Los datos de la Conferencia Episcopal indicaban que los asesoramientos cumplían con una eficaz labor pastoral al lograr que un 25% de las mujeres que acudían a sus consultas con la intención de abortar cambiasen de opinión y renunciasen a interrumpir el embarazo. Pero el pulso, que duró dos años, lo ganó Roma. Había, además, un problema económico. Los católicos alemanes pagan un impuesto directo para el sostenimiento de su Iglesia, pero los consultorios eran una fuente de financiación añadida. Y había también razones de poder. Los obispos católicos desarrollan su labor en fortísima competencia con los protestantes, que sí mantienen sus asesorías. Por eso intentaron un acuerdo intermedio: emitir certificados con la advertencia de que no valían para los abortos. Los juristas negaron validez a dicha coletilla. Ratzinger rechazó cualquier otra componenda.
Para el cardenal Lehmann, las consecuencias de aquella trifulca fueron sonadas pese a mantener con su prestigio la difícil unidad en el Episcopado al mismo tiempo que la comunión con Roma. Meses después era reelegido presidente de la Conferencia Episcopal por abrumadora mayoría, frente al candidato propuesto por el Vaticano.

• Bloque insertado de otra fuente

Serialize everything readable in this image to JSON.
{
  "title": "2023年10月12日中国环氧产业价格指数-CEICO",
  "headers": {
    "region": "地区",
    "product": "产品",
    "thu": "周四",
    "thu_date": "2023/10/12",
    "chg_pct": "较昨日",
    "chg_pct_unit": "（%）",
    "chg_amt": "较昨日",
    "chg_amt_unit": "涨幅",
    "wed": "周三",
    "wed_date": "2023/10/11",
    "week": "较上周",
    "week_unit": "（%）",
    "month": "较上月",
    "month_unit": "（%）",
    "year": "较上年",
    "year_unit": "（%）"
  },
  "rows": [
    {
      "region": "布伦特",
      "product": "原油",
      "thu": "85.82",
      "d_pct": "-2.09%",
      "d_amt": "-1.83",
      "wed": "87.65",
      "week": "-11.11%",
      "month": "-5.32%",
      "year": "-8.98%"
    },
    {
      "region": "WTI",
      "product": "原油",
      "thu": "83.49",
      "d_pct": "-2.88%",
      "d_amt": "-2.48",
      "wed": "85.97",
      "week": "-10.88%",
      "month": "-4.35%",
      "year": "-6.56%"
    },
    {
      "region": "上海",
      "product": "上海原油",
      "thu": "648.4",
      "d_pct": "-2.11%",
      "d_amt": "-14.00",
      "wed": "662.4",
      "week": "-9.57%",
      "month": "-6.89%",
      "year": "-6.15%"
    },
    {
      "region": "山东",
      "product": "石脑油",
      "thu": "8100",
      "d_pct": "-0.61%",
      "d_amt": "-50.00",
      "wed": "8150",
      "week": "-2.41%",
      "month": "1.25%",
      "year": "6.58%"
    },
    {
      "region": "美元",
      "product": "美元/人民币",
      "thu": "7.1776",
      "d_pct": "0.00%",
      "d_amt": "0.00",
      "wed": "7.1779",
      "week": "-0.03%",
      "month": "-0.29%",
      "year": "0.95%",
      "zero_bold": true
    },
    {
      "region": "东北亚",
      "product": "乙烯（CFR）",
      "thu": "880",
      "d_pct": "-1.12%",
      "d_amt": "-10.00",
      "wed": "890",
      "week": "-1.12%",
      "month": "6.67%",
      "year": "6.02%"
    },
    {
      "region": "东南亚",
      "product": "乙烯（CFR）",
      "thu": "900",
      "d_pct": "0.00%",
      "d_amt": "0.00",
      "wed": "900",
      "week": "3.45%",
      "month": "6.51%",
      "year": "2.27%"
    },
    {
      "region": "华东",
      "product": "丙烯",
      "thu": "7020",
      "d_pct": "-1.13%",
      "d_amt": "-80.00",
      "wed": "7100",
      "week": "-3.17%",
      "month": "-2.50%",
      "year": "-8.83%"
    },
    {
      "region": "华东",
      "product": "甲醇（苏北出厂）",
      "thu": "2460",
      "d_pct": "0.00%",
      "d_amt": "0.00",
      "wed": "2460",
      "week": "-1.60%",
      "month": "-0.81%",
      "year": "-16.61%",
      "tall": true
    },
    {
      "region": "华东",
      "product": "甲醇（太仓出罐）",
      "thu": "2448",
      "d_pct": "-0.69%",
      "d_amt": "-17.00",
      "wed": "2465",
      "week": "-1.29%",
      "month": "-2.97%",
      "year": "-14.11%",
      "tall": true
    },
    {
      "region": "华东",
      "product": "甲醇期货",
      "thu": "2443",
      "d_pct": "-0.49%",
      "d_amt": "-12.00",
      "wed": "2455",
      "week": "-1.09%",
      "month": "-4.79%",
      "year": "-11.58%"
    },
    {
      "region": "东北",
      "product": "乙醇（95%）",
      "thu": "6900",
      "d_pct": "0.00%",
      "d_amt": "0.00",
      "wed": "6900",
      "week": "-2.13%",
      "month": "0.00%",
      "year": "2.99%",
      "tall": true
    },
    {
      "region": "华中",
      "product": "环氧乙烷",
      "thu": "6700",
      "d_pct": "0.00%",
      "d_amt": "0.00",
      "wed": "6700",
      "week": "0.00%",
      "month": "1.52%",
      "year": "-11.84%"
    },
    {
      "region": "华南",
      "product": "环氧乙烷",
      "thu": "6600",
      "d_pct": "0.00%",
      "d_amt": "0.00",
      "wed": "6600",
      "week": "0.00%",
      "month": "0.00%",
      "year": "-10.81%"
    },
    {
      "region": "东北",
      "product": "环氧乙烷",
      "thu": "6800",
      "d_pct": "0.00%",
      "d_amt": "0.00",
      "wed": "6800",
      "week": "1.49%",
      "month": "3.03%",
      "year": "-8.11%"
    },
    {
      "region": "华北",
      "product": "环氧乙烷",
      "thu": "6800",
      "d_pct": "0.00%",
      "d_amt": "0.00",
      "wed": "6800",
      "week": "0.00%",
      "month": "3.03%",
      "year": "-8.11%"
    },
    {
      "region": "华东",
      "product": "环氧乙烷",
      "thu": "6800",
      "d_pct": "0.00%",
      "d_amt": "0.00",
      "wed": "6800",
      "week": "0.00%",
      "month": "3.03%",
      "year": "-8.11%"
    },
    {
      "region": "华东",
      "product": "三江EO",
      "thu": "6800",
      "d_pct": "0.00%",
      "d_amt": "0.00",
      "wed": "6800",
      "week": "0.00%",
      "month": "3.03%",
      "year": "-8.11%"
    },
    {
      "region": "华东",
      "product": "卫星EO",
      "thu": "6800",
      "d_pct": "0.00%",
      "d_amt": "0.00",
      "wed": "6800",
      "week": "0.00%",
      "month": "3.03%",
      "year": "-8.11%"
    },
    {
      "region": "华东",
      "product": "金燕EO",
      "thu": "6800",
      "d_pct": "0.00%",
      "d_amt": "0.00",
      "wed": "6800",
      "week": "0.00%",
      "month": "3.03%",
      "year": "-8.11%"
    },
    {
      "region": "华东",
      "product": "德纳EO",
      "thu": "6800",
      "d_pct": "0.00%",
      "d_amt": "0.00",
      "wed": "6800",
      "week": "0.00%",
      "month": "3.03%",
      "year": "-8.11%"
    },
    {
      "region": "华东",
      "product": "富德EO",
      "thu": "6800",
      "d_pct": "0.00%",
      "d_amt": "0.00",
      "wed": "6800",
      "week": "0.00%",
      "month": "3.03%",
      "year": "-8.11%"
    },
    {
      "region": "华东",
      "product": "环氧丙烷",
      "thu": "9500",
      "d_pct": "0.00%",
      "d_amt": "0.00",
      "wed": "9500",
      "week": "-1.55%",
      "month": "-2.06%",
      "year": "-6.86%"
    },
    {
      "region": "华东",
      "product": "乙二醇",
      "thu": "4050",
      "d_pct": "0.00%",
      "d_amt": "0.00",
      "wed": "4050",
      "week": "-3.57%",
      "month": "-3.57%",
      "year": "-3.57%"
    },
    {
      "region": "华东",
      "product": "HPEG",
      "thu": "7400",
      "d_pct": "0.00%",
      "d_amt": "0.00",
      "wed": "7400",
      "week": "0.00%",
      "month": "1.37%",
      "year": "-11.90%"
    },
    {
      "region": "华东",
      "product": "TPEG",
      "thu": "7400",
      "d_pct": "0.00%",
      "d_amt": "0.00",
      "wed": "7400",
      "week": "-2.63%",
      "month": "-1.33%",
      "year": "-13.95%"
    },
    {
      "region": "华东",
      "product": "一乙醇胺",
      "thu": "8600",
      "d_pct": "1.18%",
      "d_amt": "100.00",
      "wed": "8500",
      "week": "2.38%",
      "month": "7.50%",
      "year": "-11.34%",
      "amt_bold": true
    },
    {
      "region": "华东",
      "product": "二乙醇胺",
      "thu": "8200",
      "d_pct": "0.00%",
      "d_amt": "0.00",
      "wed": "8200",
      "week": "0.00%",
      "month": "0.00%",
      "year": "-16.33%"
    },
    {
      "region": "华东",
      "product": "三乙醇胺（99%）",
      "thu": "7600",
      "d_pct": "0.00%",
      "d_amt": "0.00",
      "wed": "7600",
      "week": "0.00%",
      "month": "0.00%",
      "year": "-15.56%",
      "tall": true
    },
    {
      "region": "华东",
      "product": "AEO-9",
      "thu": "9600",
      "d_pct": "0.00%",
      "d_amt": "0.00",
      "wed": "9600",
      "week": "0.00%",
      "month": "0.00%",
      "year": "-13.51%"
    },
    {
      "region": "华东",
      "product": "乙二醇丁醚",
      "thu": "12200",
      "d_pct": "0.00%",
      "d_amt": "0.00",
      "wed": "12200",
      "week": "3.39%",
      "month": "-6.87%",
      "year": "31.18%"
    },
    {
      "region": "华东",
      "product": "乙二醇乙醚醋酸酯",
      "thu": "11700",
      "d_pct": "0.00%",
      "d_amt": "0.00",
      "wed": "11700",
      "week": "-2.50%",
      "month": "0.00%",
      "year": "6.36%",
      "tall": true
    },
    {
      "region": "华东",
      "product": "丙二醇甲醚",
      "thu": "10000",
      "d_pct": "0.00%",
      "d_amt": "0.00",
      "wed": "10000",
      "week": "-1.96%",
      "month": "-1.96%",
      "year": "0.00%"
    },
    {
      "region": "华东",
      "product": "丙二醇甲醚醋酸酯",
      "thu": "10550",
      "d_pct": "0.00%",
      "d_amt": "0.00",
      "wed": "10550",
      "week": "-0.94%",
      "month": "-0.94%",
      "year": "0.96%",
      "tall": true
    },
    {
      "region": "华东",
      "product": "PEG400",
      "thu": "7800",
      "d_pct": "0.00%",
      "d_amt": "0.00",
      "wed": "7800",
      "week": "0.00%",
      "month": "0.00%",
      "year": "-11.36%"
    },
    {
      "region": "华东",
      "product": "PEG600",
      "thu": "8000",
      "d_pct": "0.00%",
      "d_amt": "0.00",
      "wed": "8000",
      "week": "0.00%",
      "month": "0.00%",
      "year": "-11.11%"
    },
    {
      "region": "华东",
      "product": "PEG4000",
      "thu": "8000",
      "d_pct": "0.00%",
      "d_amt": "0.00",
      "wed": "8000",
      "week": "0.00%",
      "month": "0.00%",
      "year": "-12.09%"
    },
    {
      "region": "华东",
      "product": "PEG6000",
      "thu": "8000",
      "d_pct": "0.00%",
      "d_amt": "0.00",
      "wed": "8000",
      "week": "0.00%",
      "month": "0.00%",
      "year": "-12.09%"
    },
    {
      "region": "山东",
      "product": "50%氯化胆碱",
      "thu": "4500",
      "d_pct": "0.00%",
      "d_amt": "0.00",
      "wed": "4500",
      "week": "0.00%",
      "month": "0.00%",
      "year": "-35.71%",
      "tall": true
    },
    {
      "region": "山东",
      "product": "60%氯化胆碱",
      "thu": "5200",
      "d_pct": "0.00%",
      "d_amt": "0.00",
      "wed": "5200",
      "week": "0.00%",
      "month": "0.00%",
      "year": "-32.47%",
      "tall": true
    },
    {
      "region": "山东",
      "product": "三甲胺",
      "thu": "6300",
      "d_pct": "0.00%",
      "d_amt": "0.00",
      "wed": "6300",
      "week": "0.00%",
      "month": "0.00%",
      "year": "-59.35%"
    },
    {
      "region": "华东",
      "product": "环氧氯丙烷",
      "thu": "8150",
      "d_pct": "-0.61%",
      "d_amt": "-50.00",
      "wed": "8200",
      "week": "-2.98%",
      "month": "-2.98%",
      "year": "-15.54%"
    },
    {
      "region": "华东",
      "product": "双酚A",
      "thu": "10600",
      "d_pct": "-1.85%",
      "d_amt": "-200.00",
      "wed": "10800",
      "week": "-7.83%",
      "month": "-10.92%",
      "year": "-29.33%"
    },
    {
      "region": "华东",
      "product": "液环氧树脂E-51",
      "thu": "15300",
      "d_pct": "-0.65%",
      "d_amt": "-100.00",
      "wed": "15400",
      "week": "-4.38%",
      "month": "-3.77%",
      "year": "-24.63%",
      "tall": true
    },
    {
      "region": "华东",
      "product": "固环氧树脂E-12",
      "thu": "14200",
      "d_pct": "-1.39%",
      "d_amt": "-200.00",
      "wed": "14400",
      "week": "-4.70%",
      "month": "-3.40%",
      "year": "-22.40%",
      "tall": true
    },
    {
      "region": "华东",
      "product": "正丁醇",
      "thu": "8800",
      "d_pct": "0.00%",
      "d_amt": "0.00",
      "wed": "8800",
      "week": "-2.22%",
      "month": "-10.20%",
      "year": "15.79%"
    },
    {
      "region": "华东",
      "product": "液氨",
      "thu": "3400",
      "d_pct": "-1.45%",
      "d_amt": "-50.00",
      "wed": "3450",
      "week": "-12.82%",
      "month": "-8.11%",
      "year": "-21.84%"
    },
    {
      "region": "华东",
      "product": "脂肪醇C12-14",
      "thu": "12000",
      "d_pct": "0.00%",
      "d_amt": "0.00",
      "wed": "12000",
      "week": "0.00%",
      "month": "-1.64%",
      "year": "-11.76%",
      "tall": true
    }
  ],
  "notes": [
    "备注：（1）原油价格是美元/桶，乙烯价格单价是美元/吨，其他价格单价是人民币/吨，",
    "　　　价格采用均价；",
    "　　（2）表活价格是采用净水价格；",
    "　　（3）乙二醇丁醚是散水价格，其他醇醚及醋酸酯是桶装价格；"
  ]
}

Juan Pablo II demostró su disgusto marginándolo del colegio cardenalicio durante una década más. El hecho era noticia cada vez que se producía un consistorio. Lehmann tampoco está entre los nuevos cardenales, subrayaban los vaticanólogos. La cosa llegó hasta el punto de que, tras un consistorio el 14 de febrero de 2001 sin que el papa polaco reconociera esa dignidad a Lehmann, se produjo otro a los pocos días, el 21 del mismo mes, para hacerlo por fin príncipe de la Iglesia. Juan Pablo II había escuchado el malestar que ocasionaba la caprichosa marginación de un prelado que llevaba 14 años ininterrumpidos como presidente de una conferencia episcopal tan potente como la alemana.